ISIS bride appeals UK citizenship revocation
UK woman who married islamic state militant appeals citizenship revocation
A British-born woman, Shamima Begum, who traveled to Syria as a schoolgirl to join the Islamic State, is currently appealing the removal of her British citizenship. She argues that the British government failed to adequately consider whether she was a victim of trafficking when her citizenship was revoked on national security grounds in 2019. Begum's case has been subject to extensive legal proceedings.
Shamima Begum initially contested the citizenship removal at the Special Immigration Appeals Commission (SIAC), a specialized tribunal for appeals against citizenship removal on national security grounds. Her case has traversed between SIAC, the UK's Supreme Court, and back again, all while she remains in the al-Roj detention camp in northeastern Syria.
Allegations of trafficking and state failures
In February, SIAC acknowledged a "credible suspicion" that Begum might have been trafficked to Syria for sexual exploitation. They also raised concerns about "state failures" related to her journey from London to Syria through Turkey in 2015. However, SIAC ruled that the suspicion of trafficking alone was insufficient for her appeal to succeed, a decision now being challenged by Begum's legal team.
Legal arguments and public debate
Begum's lawyers argue that the British government had a legal obligation to evaluate whether she might be a trafficking victim and assess any potential state failures before stripping her of British citizenship. In contrast, the government contends that the decision to revoke citizenship should primarily consider the individual's risk, irrespective of how they became a risk.
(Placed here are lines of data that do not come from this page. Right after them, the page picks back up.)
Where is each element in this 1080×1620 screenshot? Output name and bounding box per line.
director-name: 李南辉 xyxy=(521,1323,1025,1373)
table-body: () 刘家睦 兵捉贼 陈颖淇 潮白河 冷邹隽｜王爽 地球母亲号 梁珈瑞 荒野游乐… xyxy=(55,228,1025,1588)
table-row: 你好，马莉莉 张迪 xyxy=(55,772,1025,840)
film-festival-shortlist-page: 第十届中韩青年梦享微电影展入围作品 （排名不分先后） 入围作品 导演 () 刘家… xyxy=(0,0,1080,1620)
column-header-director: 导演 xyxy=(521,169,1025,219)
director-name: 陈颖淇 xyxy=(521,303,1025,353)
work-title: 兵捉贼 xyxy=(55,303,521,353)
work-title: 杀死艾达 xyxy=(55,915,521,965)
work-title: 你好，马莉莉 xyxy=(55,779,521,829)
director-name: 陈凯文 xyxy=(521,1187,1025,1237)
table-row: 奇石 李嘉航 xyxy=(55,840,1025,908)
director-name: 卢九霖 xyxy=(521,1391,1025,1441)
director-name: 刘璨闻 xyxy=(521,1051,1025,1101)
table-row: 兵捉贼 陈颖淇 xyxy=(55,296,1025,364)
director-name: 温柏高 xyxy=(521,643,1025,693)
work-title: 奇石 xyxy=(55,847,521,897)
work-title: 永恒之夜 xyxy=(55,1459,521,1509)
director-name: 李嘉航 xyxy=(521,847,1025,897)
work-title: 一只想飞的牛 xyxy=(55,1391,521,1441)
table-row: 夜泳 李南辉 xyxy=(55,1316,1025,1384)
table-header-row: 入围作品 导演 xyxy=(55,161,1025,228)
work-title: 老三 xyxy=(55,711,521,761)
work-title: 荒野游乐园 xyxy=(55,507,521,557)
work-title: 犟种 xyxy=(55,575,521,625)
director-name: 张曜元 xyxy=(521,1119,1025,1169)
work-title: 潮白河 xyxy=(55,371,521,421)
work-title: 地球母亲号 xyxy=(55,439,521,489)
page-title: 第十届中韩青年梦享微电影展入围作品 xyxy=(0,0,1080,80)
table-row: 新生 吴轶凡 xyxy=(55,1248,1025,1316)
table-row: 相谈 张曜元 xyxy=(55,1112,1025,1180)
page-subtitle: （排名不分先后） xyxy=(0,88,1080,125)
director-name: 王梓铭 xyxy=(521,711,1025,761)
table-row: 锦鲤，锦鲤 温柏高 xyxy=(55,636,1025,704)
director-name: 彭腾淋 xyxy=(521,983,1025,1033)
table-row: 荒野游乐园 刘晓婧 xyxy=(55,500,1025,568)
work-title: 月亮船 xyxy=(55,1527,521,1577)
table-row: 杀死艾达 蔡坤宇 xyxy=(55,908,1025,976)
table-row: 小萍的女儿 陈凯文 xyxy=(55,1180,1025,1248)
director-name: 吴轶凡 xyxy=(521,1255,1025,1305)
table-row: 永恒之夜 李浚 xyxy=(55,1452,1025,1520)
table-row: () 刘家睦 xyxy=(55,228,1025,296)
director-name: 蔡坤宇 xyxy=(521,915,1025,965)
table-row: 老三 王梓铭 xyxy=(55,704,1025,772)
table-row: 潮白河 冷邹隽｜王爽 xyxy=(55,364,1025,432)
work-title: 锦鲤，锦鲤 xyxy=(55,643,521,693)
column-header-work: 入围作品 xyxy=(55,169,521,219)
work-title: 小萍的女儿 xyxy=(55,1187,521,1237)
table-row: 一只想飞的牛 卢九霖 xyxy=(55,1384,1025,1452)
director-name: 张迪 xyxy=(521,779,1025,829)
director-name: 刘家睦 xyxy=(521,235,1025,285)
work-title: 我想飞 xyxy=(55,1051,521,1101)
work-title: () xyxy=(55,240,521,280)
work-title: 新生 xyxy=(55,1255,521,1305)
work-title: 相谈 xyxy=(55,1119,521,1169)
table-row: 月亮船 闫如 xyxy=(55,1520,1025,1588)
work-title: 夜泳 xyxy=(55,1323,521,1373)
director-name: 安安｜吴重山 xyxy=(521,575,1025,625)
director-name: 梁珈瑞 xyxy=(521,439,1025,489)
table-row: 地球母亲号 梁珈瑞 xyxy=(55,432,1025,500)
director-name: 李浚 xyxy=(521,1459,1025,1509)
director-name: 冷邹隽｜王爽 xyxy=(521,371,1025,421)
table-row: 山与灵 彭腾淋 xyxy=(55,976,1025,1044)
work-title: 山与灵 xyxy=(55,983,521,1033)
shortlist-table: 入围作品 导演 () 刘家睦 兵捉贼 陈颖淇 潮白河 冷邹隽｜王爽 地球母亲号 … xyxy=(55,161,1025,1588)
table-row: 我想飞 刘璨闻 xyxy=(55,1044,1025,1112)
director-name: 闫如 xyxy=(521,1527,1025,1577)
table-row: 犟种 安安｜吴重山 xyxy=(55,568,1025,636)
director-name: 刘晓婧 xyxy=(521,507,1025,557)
Begum's case has sparked intense debate in the UK, with varying opinions about her culpability for her actions and the circumstances surrounding her departure for Syria. She left London in 2015 at the age of 15, traveled with friends to Syria, married an IS fighter, and gave birth to three children, all of whom died as infants. Currently, Begum is 24 years old and remains in the al-Roj camp in Syria with other foreign women and children.
The legal proceedings and the broader issue of repatriating citizens from Syrian detention camps have raised complex societal and political questions in the UK and beyond. As of July, Britain has repatriated 11 individuals from Syria since 2019, according to human rights organization Rights and Security International.